Friday, October 09, 2015


As I said, Dad was a terrible traveler, everything got in his way, including me.

One morning I awake and see my brother-in-law in the kitchen having a cup of coffee. We start laughing about Dad on the Ferry and something that happened the night before, which I will get to tomorrow.

The kitchen is rather old-fashioned and antiquated, that is except the faucet, which has a state of the art lever on the sink, no knobs, you just lean the lever one way or the other and you get hot or cold water.

On the table is a sugar bowl, without any sugar in it sitting, waiting for Dad.

In comes Dad from an interesting sleep. We are laughing at him and he is not particularly amused, but we are.

He sits down and lights a cigarette, and my brother-in-law says to him: “Dad, I don’t think the people who rented us the place want any smoking in the house!”

“OOOOOUUUU!!!” Says Dad, as only he can say it, and begins to grind out the cigarette in the sugar bowl!

Mom comes walking through the door and sees him as he is in the midst of the grind and yells: “ANTHONY, WHAT ARE YOU DOING TO THAT SUGAR BOWL!!!!????”

“OOOOOUUUU!!!” Says Dad once again.

By now both my brother-in-law and myself are uncontrollably laughing, holding our stomachs and almost crying, and I’m getting a headache from it all.

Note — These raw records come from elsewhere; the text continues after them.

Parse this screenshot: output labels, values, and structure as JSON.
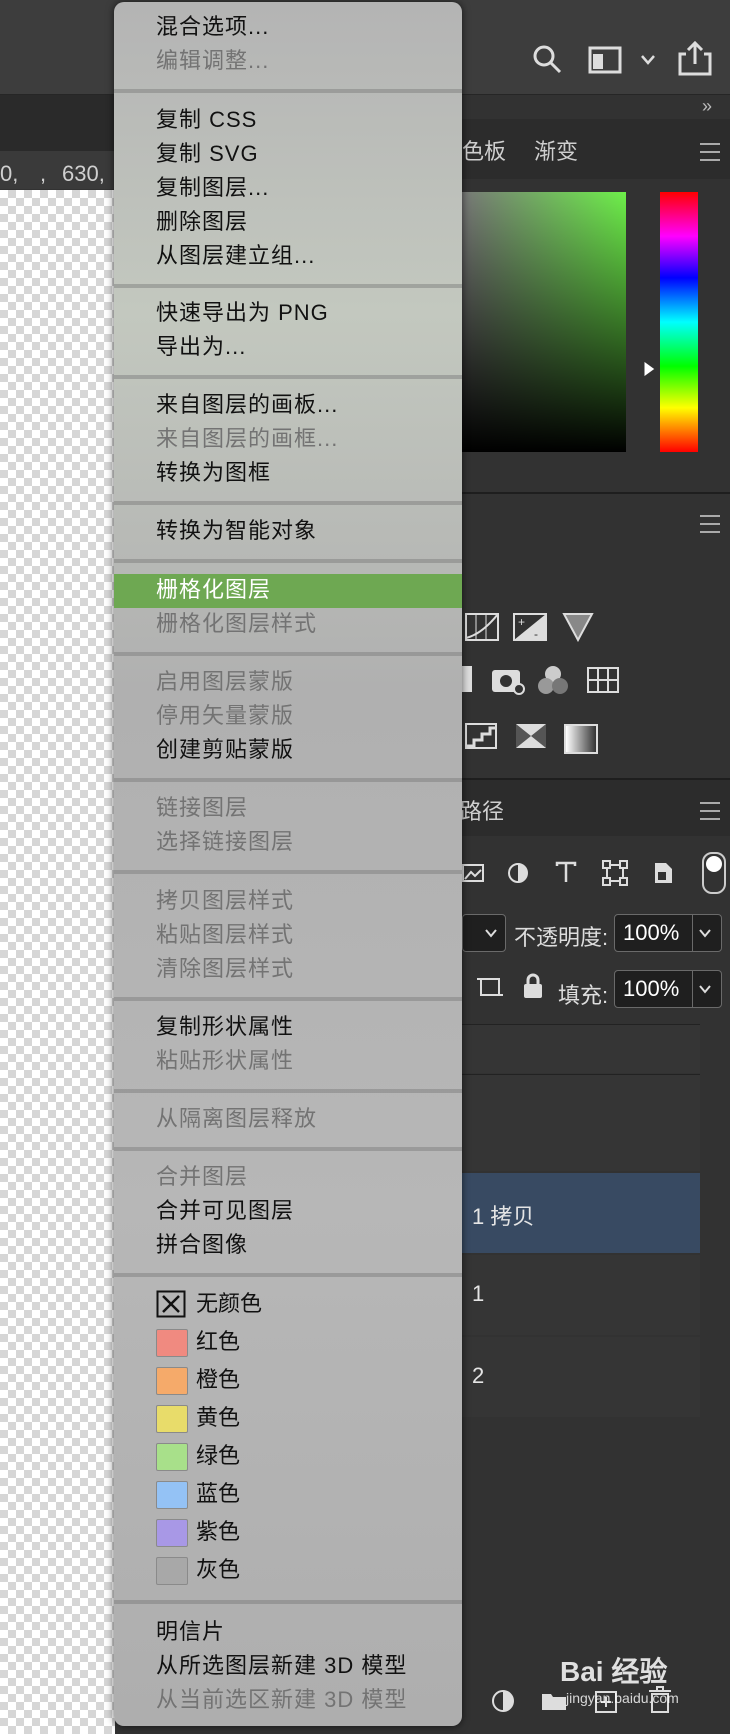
{
  "ruler": {
    "tick_left": "0,",
    "tick_mid": ",",
    "tick_630": "630,"
  },
  "right_panel": {
    "tab_swatches": "色板",
    "tab_gradient": "渐变",
    "tab_paths": "路径",
    "opacity_label": "不透明度:",
    "opacity_value": "100%",
    "fill_label": "填充:",
    "fill_value": "100%",
    "layers": [
      {
        "name": "1 拷贝",
        "selected": true
      },
      {
        "name": "1",
        "selected": false
      },
      {
        "name": "2",
        "selected": false
      }
    ]
  },
  "menu": {
    "groups": [
      [
        {
          "label": "混合选项...",
          "enabled": true
        },
        {
          "label": "编辑调整...",
          "enabled": false
        }
      ],
      [
        {
          "label": "复制 CSS",
          "enabled": true
        },
        {
          "label": "复制 SVG",
          "enabled": true
        },
        {
          "label": "复制图层...",
          "enabled": true
        },
        {
          "label": "删除图层",
          "enabled": true
        },
        {
          "label": "从图层建立组...",
          "enabled": true
        }
      ],
      [
        {
          "label": "快速导出为 PNG",
          "enabled": true
        },
        {
          "label": "导出为...",
          "enabled": true
        }
      ],
      [
        {
          "label": "来自图层的画板...",
          "enabled": true
        },
        {
          "label": "来自图层的画框...",
          "enabled": false
        },
        {
          "label": "转换为图框",
          "enabled": true
        }
      ],
      [
        {
          "label": "转换为智能对象",
          "enabled": true
        }
      ],
      [
        {
          "label": "栅格化图层",
          "enabled": true,
          "highlighted": true
        },
        {
          "label": "栅格化图层样式",
          "enabled": false
        }
      ],
      [
        {
          "label": "启用图层蒙版",
          "enabled": false
        },
        {
          "label": "停用矢量蒙版",
          "enabled": false
        },
        {
          "label": "创建剪贴蒙版",
          "enabled": true
        }
      ],
      [
        {
          "label": "链接图层",
          "enabled": false
        },
        {
          "label": "选择链接图层",
          "enabled": false
        }
      ],
      [
        {
          "label": "拷贝图层样式",
          "enabled": false
        },
        {
          "label": "粘贴图层样式",
          "enabled": false
        },
        {
          "label": "清除图层样式",
          "enabled": false
        }
      ],
      [
        {
          "label": "复制形状属性",
          "enabled": true
        },
        {
          "label": "粘贴形状属性",
          "enabled": false
        }
      ],
      [
        {
          "label": "从隔离图层释放",
          "enabled": false
        }
      ],
      [
        {
          "label": "合并图层",
          "enabled": false
        },
        {
          "label": "合并可见图层",
          "enabled": true
        },
        {
          "label": "拼合图像",
          "enabled": true
        }
      ]
    ],
    "colors": [
      {
        "label": "无颜色",
        "color": "none"
      },
      {
        "label": "红色",
        "color": "#f08a80"
      },
      {
        "label": "橙色",
        "color": "#f5aa6a"
      },
      {
        "label": "黄色",
        "color": "#e8dc6a"
      },
      {
        "label": "绿色",
        "color": "#a8e08a"
      },
      {
        "label": "蓝色",
        "color": "#94c2f5"
      },
      {
        "label": "紫色",
        "color": "#a898e6"
      },
      {
        "label": "灰色",
        "color": "#a8a8a8"
      }
    ],
    "footer": [
      {
        "label": "明信片",
        "enabled": true
      },
      {
        "label": "从所选图层新建 3D 模型",
        "enabled": true
      },
      {
        "label": "从当前选区新建 3D 模型",
        "enabled": false
      }
    ]
  },
  "watermark": "Bai 经验",
  "watermark_url": "jingyan.baidu.com"
}
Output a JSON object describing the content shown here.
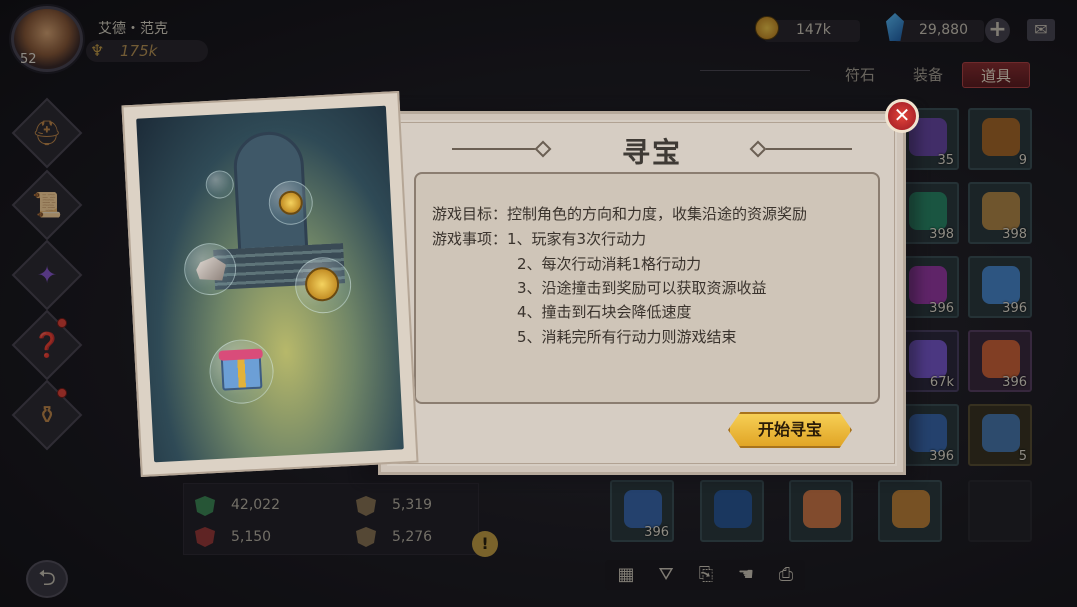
{
  "player": {
    "name": "艾德・范克",
    "level": "52",
    "power": "175k"
  },
  "currency": {
    "gold": "147k",
    "gems": "29,880"
  },
  "tabs": [
    {
      "label": "符石"
    },
    {
      "label": "装备"
    },
    {
      "label": "道具"
    }
  ],
  "stats": [
    {
      "value": "42,022"
    },
    {
      "value": "5,319"
    },
    {
      "value": "5,150"
    },
    {
      "value": "5,276"
    }
  ],
  "inventory_counts": [
    "35",
    "9",
    "398",
    "398",
    "396",
    "396",
    "67k",
    "396",
    "396",
    "5",
    "396"
  ],
  "dialog": {
    "title": "寻宝",
    "lines": [
      "游戏目标：控制角色的方向和力度，收集沿途的资源奖励",
      "游戏事项：1、玩家有3次行动力",
      "2、每次行动消耗1格行动力",
      "3、沿途撞击到奖励可以获取资源收益",
      "4、撞击到石块会降低速度",
      "5、消耗完所有行动力则游戏结束"
    ],
    "start_label": "开始寻宝"
  },
  "icons": {
    "close": "close-icon",
    "back": "back-arrow-icon",
    "plus": "plus-icon",
    "mail": "mail-icon"
  },
  "colors": {
    "accent_gold": "#e1a526",
    "close_red": "#b0262a",
    "active_tab": "#8a2f32"
  }
}
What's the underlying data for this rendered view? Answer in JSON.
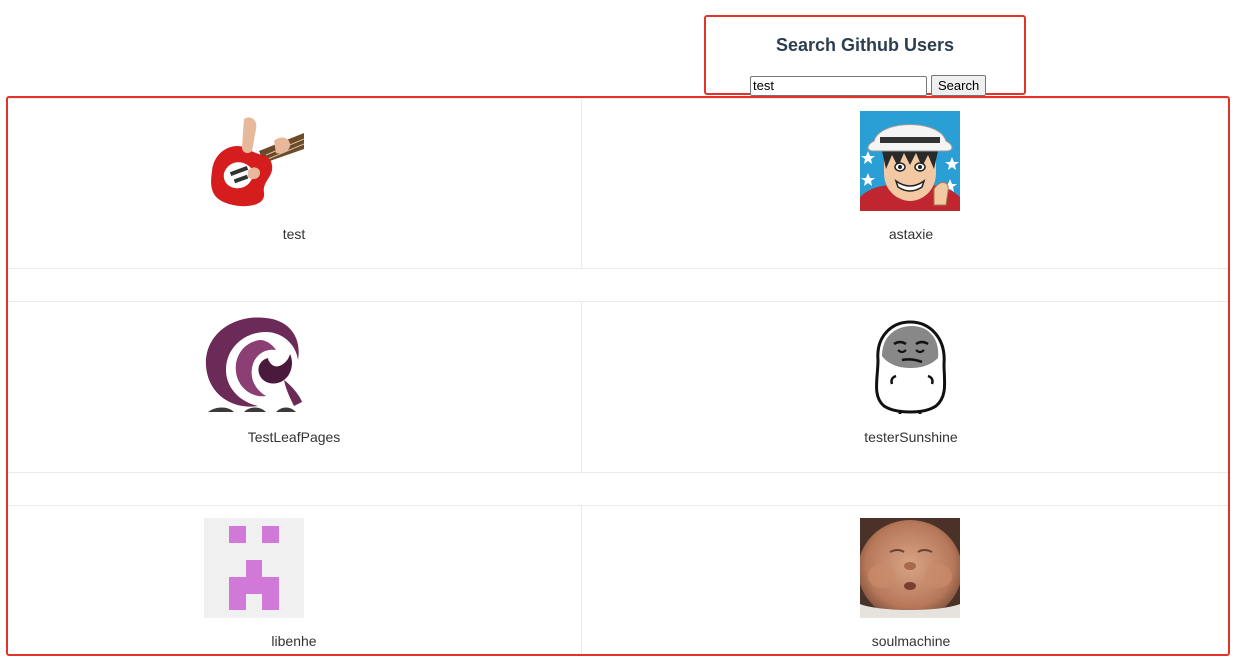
{
  "search": {
    "title": "Search Github Users",
    "input_value": "test",
    "button_label": "Search"
  },
  "users": [
    {
      "login": "test",
      "avatar_icon": "guitar-avatar-icon"
    },
    {
      "login": "astaxie",
      "avatar_icon": "cartoon-face-avatar-icon"
    },
    {
      "login": "TestLeafPages",
      "avatar_icon": "swirl-logo-avatar-icon"
    },
    {
      "login": "testerSunshine",
      "avatar_icon": "meme-face-avatar-icon"
    },
    {
      "login": "libenhe",
      "avatar_icon": "identicon-avatar-icon"
    },
    {
      "login": "soulmachine",
      "avatar_icon": "baby-photo-avatar-icon"
    }
  ],
  "colors": {
    "highlight_border": "#e2332a",
    "title_text": "#2c3e50",
    "card_border": "#eaeaea",
    "identicon": "#d079d8"
  }
}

“Come on, what’s so funny?” says Dad annoyed.

Mom suggests: “Anthony, you better clean that sugar bowl!”

Dad jumps and runs to the sink with the bowl, and stops in his tracks.

“What the Hell is this?” he says.

Me: “It’s the faucet.”

He touches it but nothing happens.

“How’s it work?” he intones.

Me: “You have to turn it in a circle, the lever, turn it in a circle.

He turns it and nothing happens.

Me: “Faster!”

He’s going at it full speed, nothing is happening.

Me: “NO! The OTHER WAY!”

He turns it the other way, fast and still, no water.

My mother in disgust gets up and takes the sugar bowl form him and turns on the tap and cleans the bowl. My brother-in-law and me are at the point where we can’t even breathe anymore.

Mom is smiling and Dad has this sheepish look on his face.

Mom: “Anthony, do you want a cup of coffee?”

“Yes, but keep it away from those two.